Неожиданно он пожал плечами и откинулся назад. Плечи его поникли, он сжал в ладонях банку с супом и мрачно уставился в нее.
— Надо же как-то скоротать время, — проговорил он наконец. — Сегодня нам обоим его некуда девать. И было бы неразумно убивать наше драгоценное время, — он иронически усмехнулся, — на пустую болтовню. Гораздо полезнее обсудить важный нравственный вопрос, который, смею напомнить, ты сама повесила нам на шею. И который, похоже, никто не собирается решать. Нужно было сначала заставить корвиков расчистить свою помойку, а потом уже очищать их вонючую атмосферу. Послушай, а ты почувствовала запах мерзости, которой они дышат?
Хельва стала отвечать на поставленный вопрос, но часть ее стремительно работающего рассудка не могла прийти в себя от изумления: да что это с ним сегодня творится?
— Я, Хельва, лишена чувства обоняния. Следовательно, я, Хельва, не могла уловить «запах» корвиканской атмосферы. Никто из моих спутников ничего не говорил по этому поводу, таким образом, можно предположить, что для самих корвиков запах их атмосферы является чем-то вполне обычным.
— Ага! — он злорадно наставил на нее палец, — значит этой физической способностью ты все-таки не обладаешь!
— И совершенно не уверена, что хотела бы ею обладать… ну, разве что узнать, как пахнет кофе, — все утверждают, что у него совершенно божественный аромат.
— Кстати, не забудь заказать его завтра утром.
— Заказ уже отправлен в отдел снабжения, — любезно произнесла Хельва.
— Вот и умница, моя девочка.
— Я не ваша девочка. И пусть я рискую показаться занудой, но все же мне хотелось бы знать: зачем вы сюда пришли, Найал Паролан?
— Не хочу, чтобы ко мне приставали эти вонючие недоноски, — буркнул он, ткнув пальцем в сторону административного корпуса. — А они наверняка нагрянут, как только смогут меня отыскать. Сюда-то они не сунутся: Ценкому запрещено направлять тебе любые вызовы до восьми ноль-ноль. Потому что ты, Хельва, девочка моя, за день поимела их предостаточно. Или я не прав? его вопрос повис в воздухе. — И не надо спорить, — посоветовал он, не услышав немедленного ответа. — Ведь я тебя прекрасно знаю… я тебя так знаю, детка, как не знает никто на свете… Ведь еще чуть-чуть — и ты бы их послала, еще совсем чуть-чуть… — он помолчал. — Да, это задание далось тебе куда тяжелее, чем ты признаешься… даже себе самой.
Она ничего не ответила.
Найал кивнул и отхлебнул еще супа.
— Нет, вы не пьяны, — подумав, сказала Хельва.
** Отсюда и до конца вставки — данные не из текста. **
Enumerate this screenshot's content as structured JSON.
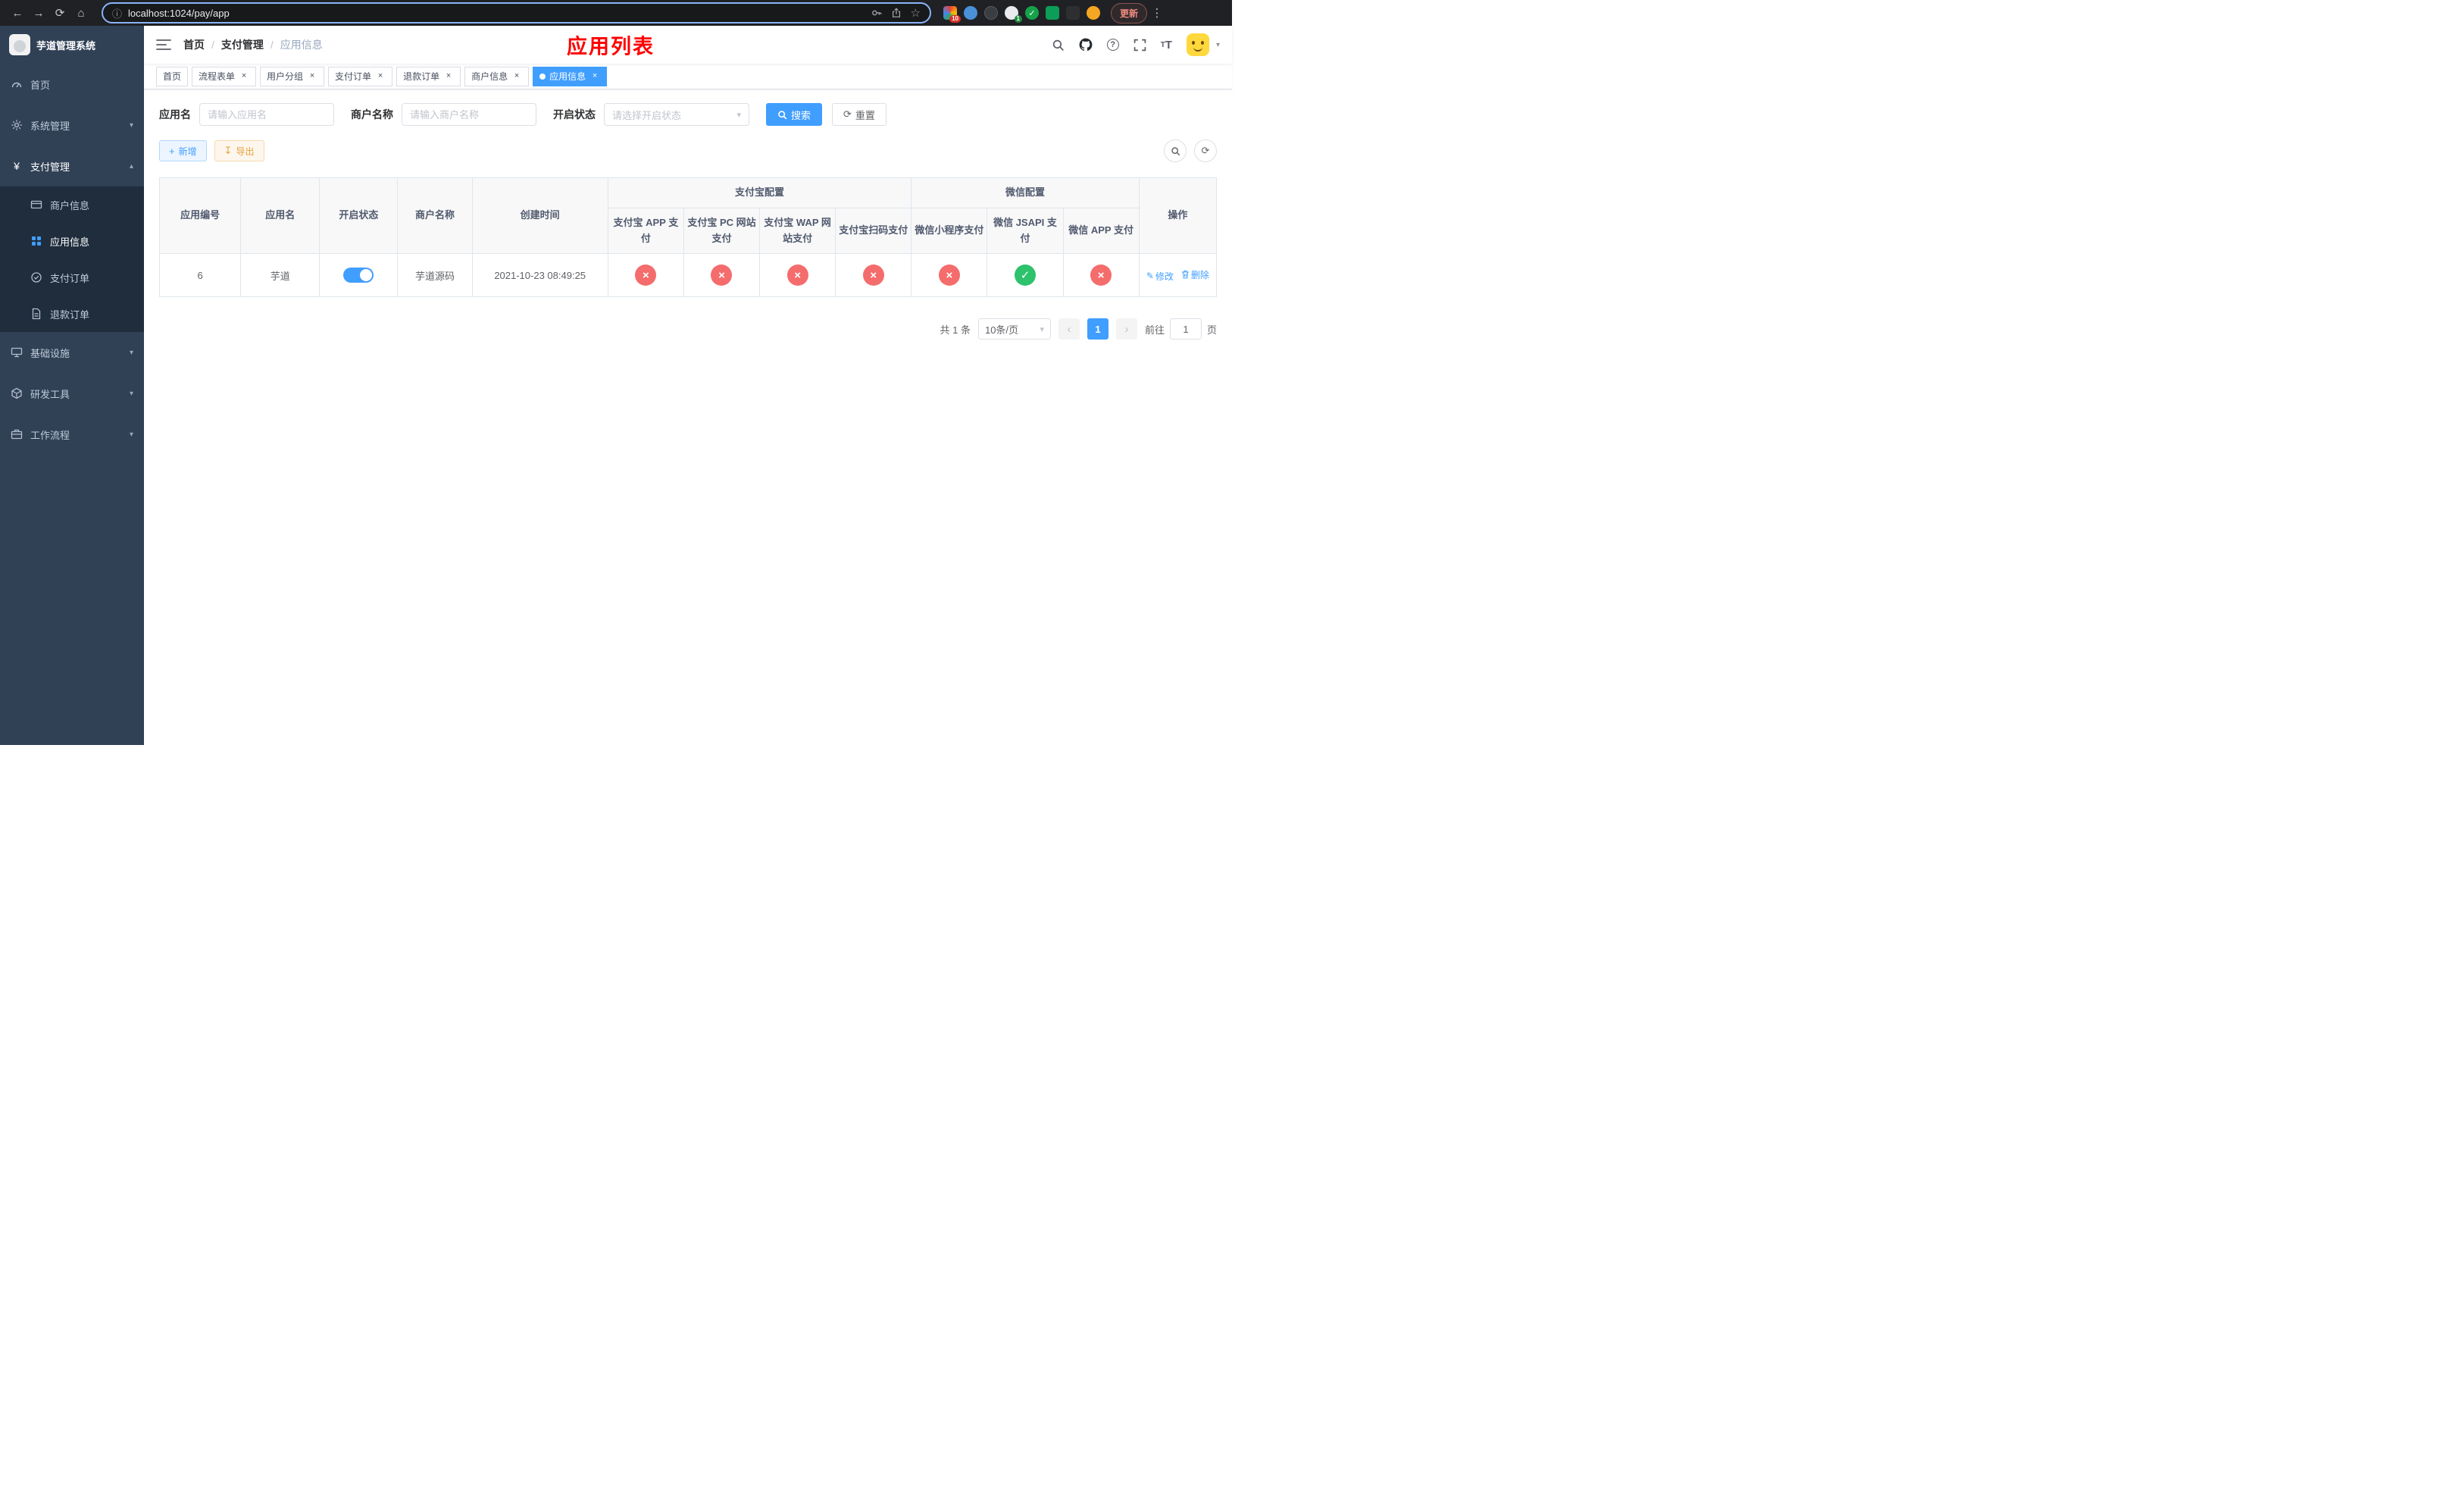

— А я что тебе говорил? — ухмыльнулся он.
— Я и не знала, — продолжала она беззаботным тоном, чтобы не обнаружить, как ее тронуло его неожиданное сочувствие, — что в обязанности инспектора входят ночные посиделки с кораблем.
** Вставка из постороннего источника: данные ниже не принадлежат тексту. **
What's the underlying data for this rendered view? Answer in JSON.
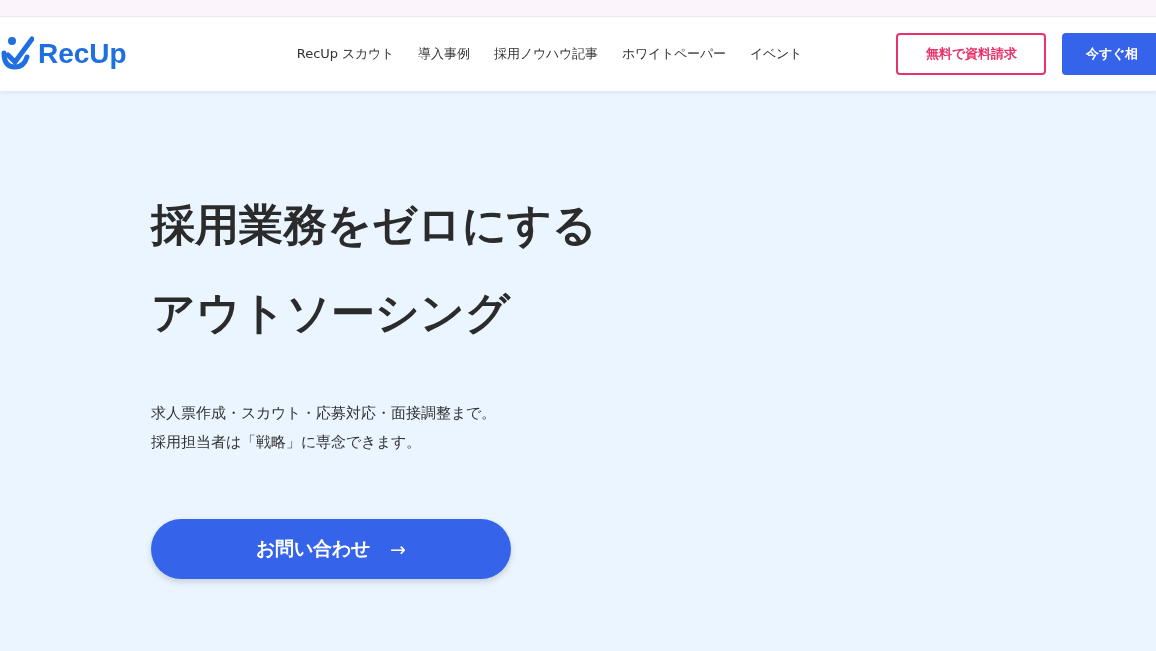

Он погрозил ей пальцем и сделал таинственное лицо. — У нас много негласных функций.
— Так это правда, что я отрезана от связи до восьми ноль-ноль, или вы просто не хотите, чтобы я встретилась с новыми симпатичными «телами»?
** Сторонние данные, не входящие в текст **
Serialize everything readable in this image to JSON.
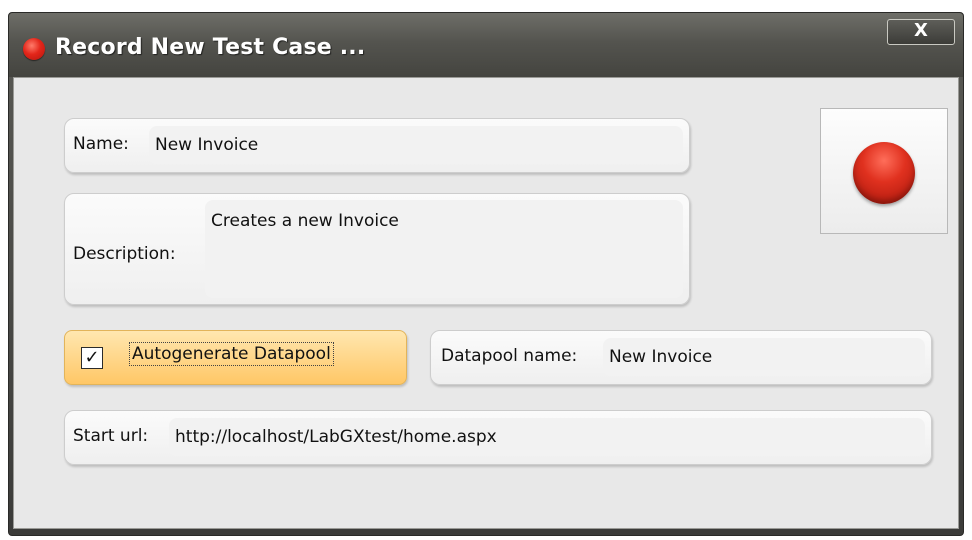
{
  "window": {
    "title": "Record New Test Case ...",
    "close_label": "X"
  },
  "form": {
    "name_label": "Name:",
    "name_value": "New Invoice",
    "description_label": "Description:",
    "description_value": "Creates a new Invoice",
    "autogenerate": {
      "label": "Autogenerate Datapool",
      "checked": true,
      "check_glyph": "✓"
    },
    "datapool_label": "Datapool name:",
    "datapool_value": "New Invoice",
    "start_url_label": "Start url:",
    "start_url_value": "http://localhost/LabGXtest/home.aspx"
  },
  "icons": {
    "title": "record-dot-icon",
    "record_button": "record-icon"
  },
  "colors": {
    "record_red": "#e0311f",
    "highlight_orange": "#ffc766",
    "title_bar": "#54544f"
  }
}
— Да нет же, черт возьми! — вспылил Найал, и брови его возмущенно взметнулись. — Это абсолютная правда — проверь сама, если хочешь. Ты можешь вызвать кого угодно. Просто другие не могут до тебя добраться. А если…
— Значит, вы пришли сюда, чтобы помешать мне встретиться с «телами».
— У этой бабы одни «тела» на уме! — взорвался он. — Давай-давай, собери здесь целую кучу «тел», подними на ноги всю казарму. Закатим тепленькую вечеринку… — он сделал шаг к приборной доске.
— Почему вы здесь?..
— Эй, детка, ну-ка сбавь тон. Я здесь потому, что ты для меня — самое безопасное место. Он повернулся к ней, ехидно усмехаясь. — Так ты уверена, что не хочешь вызвать пилотскую казарму?
— Вполне.
— Пойми, у меня уже вот где их сволочные вопросы и подозрения, и…
— Подозрения? — Хельва мгновенно насторожилась.
— Найал презрительно фыркнул. — Эти вонючие ублюдки, — он махнул рукой в сторону освещенных окон административного корпуса, — изобрели дерьмовые теории о шизоидных мозгах и стопорах и прочую чушь собачью.
— Это про меня?
— Он снова выразительно фыркнул. — Я-то тебя знаю, девочка, знаю, как свои пять пальцев. И Рейли тоже знает. Так что с нами этот их номер не пройдет.
— Спасибо и на этом.
— Только не вздумай со мной дурить, Хельва, — неожиданно резко сказал он. — Ведь я тебе всю душу вымотаю ради дела. Заставлю соглашаться на такие задания, которые тебе совсем не понравятся, если буду уверен, что они принесут пользу тебе и делу…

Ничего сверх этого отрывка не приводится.